A niche blog dedicated to the issues that arise when supplementary protection certificates (SPCs) extend patents beyond their normal life -- and to the respective positions of patent owners, investors, competitors and consumers. The blog also addresses wider issues that may be of interest or use to those involved in the extension of patent rights. You can email The SPC Blog here

Thursday 25 July 2013

Too late, Tulane: appeal dismissed

Tulane Education Fund v Comptroller General of Patents [2013] EWCA Civ 890 is a ruling delivered yesterday by the Court of Appeal for England and Wales. The court had a somewhat unfamiliar line-up, featuring one specialist IP judge in Lord Justice Kitchin, plus Sir Terence Etherton -- Chancellor of the High Court -- and Lord Justice Underhill. The name Underhill is better associated with hobbits and with a football stadium with a notoriously sloping pitch from which North London team Barnet FC was ignominiously driven, than with anything to do with patent-related appeals.

This was an appeal against the decision of Roger Wyand QC (sitting as a Deputy High Court judge) in July 2011 (noted on The SPC Blog here) to uphold the rejection by the Intellectual Property Office (IPO) hearing officer of Tulane's application to reinstate its supplementary protection certificate (SPC), following its failure to pay the prescribed fees in time.

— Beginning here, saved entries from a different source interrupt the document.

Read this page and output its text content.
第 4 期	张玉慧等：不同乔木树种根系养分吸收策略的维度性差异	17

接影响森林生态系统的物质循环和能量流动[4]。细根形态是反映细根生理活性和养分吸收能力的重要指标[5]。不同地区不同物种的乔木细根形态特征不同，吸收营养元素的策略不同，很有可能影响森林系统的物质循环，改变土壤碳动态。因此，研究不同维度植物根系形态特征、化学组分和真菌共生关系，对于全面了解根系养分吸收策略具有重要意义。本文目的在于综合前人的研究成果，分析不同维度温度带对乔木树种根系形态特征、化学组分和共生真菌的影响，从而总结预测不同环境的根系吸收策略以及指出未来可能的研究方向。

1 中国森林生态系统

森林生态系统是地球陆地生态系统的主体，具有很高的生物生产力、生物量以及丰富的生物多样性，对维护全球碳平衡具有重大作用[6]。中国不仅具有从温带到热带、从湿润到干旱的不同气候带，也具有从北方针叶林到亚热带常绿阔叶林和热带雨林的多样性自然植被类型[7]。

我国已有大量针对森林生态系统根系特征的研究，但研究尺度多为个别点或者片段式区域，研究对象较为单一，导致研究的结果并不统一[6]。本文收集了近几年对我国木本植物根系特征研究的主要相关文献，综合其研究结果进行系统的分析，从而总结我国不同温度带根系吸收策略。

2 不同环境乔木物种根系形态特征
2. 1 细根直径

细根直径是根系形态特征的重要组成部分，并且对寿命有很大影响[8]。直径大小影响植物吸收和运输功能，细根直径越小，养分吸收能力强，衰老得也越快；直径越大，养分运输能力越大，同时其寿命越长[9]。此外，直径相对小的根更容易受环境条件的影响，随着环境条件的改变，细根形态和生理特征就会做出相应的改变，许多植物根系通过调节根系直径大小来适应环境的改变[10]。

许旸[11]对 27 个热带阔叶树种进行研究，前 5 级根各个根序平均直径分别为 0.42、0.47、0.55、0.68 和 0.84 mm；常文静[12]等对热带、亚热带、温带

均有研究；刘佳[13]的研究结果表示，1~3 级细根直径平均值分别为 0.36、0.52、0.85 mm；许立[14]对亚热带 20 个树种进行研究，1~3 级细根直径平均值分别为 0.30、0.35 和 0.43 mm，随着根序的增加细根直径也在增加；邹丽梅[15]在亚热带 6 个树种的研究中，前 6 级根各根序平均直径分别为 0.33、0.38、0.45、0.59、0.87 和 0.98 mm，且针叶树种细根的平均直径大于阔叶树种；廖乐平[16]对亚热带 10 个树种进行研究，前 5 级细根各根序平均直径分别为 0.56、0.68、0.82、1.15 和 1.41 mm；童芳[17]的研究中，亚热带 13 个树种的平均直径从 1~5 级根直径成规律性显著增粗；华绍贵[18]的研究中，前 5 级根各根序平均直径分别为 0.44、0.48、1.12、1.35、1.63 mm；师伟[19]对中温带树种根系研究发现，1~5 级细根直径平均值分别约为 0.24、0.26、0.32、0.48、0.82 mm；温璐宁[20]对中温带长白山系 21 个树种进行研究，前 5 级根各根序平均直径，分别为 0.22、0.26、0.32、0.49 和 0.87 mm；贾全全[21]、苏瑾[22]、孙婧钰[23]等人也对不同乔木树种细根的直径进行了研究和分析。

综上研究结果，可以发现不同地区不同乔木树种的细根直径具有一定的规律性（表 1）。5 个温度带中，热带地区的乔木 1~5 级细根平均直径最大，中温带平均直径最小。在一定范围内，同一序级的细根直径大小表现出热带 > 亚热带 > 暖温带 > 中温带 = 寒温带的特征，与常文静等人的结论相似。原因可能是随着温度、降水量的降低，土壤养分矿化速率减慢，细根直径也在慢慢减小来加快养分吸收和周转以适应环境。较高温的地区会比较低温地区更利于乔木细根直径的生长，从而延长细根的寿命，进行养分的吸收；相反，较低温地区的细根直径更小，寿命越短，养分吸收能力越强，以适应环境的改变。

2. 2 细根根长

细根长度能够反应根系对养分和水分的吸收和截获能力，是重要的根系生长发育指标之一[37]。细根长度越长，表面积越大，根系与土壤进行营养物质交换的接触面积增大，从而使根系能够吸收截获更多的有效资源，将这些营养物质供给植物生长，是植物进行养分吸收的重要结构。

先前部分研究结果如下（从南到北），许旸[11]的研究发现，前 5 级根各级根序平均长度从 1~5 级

In short, the basic patent upon which the SPC application relied expired on 10 July 2008, the SPC being due to come into effect the next day. Tulane instructed Dennemeyer & Co to pay the SPC fees within the period for making payment which was prescribed under the Patents Act 1977, but this did not happen. Dennemeyer did try to pay the fee immediately following the prescribed period, using the electronic renewal system for patents, at the same time as it made payments for over 3,000 other patent renewals. Unfortunately, the system attempted to read the SPC number as if it was a patent number; since the number was not recognised as a valid patent number, the payment was rejected. Dennemeyer was confused by the reference in the rejection report to a patent number which it did not recognise, and took no further action. The error was only realised after the period for late payment of the prescribed fee had expired, which meant that the SPC lapsed on the date of expiry of the basic patent.

At this point, Tulane then applied to the IPO for (i) a correction of an irregularity under the Patents Rules 2007 r.107 or (ii) reinstatement of the SPC under s.20A of the Patents Act or (iii) restoration of the SPC under s.28 of the same Act. However, both the hearing officer and Roger Wyand QC concluded that Tulane had failed to pay the prescribed fee in due time and that accordingly the SPC, although properly applied for and granted, never came into effect.

On appeal, Tulane submitted that the judge fell into error in failing to find that the fee regime in sch.4A para.5 of the Patents (Compulsory Licensing and Supplementary Protection Certificates) Regulations 2007 (SI 2007 No 3293) was ultra vires, since Regulation 1768/92 art.13 contained a mandatory requirement that the SPC would take effect at the end of the lawful term of the basic patent, which was not contingent on any fee being paid. Tulane further argued that the judge should not have found that the reference to the 1992 Regulation in s.128B could be construed as a reference to Regulation 469/2009.

The Court of Appeal dismissed Tulane's appeal.  According to the Court:
  • An SPC could be granted quite some time before it was due to take effect and the maximum term of each SPC would vary, subject to the requirement that the duration of the certificate could not exceed five years from the date on which it took effect. The Patents (Fees) Rules 2007 r.6 provided that the fee increased as the number of years for which the SPC was to have effect increased, and that an applicant was not required to take an SPC for the whole permitted period, but could do so for a shorter time and then only pay a fee in respect of those years for which he had elected.
  • The requirement imposed by r.116 of the 2007 Rules, that the fee had to be paid before the SPC could take effect, did not mean that the fee ceased to be an annual fee. Nor did the fee cease to be an annual fee because the Rules imposed an obligation to pay it all at once. The Rules were not in conflict with art.13. So long as the fee was paid within the prescribed period, the SPC would automatically take effect on the day after the expiry of the basic patent.
  • Section 128B explicitly defined the SPCs to which it applied as including certificates issued under the 1992 Regulation. It was thus beyond doubt that Tulane's SPC was granted under the 1992 Regulation and was therefore an SPC to which s.128B applied. Section 128B had not been repealed or amended.
  • Tulane's SPC remained an SPC granted under the 1992 Regulation; the mere fact that the 1992 Regulation had been repealed could not change its status as an SPC granted under the 1992 Regulation. For that reason, the only provisions of the 1977 Act which applied to it were those set out in sch.4A (para.61).